By chance, my husband happened upon an article in the Detroit News about a spruce decline throughout Michigan. The needle cast and branch dieback that began seven years ago had reached epidemic proportions, and the previous winter made them especially vulnerable to canker diseases. Fungicides are generally ineffective. All you can do is remove the infected branches and hope for the best.

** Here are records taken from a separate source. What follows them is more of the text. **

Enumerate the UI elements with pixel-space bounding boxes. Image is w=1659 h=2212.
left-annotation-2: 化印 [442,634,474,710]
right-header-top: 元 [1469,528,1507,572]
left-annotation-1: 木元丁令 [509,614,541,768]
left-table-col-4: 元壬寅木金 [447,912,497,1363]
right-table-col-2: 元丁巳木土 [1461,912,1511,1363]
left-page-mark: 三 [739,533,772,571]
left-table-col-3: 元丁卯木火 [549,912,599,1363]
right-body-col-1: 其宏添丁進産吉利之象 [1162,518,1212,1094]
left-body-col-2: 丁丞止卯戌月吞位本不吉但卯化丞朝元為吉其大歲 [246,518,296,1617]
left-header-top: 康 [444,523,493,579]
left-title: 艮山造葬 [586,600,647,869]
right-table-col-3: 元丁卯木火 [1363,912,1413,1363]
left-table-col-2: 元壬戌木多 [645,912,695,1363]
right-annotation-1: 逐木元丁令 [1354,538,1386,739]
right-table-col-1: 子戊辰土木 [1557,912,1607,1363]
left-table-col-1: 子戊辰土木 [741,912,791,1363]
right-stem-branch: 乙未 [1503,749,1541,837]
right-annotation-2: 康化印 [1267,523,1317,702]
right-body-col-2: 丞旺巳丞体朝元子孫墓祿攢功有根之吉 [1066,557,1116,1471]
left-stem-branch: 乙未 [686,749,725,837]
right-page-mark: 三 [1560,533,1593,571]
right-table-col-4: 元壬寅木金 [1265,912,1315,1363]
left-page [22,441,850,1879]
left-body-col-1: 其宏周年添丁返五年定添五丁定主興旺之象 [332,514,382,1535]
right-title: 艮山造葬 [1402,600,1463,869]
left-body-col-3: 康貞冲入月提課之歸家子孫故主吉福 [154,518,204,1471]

Right away, I ran out to look at our son’s spruce and saw blue fungus up the middle of the trunk. It had a disease. I hadn’t neglected it after all. There wasn’t anything I could have done to prevent it from succumbing. I fell to my knees.
Our son didn’t like taking medication, and you can’t force them on an adult, although one time we did strong-arm him into the hospital. His depression seemed to improve, but it never went away. He moved out of state for work and we hoped that a new job would give him focus and a new outlook. He’d even found a new doctor he liked. Then he stopped taking his medications, and shortly after, his mental health declined. We didn’t know what to do, short of dragging him to the hospital again. We were about 12 hours too late.
However, there’s no way of knowing that, once left to his own devices, he wouldn’t have tried to take his own life again. His psychic pain from his illness was too great to bear. Just like the spruce, it’s a sad truth that you can’t always prevent the inevitable, and you can’t blame yourself.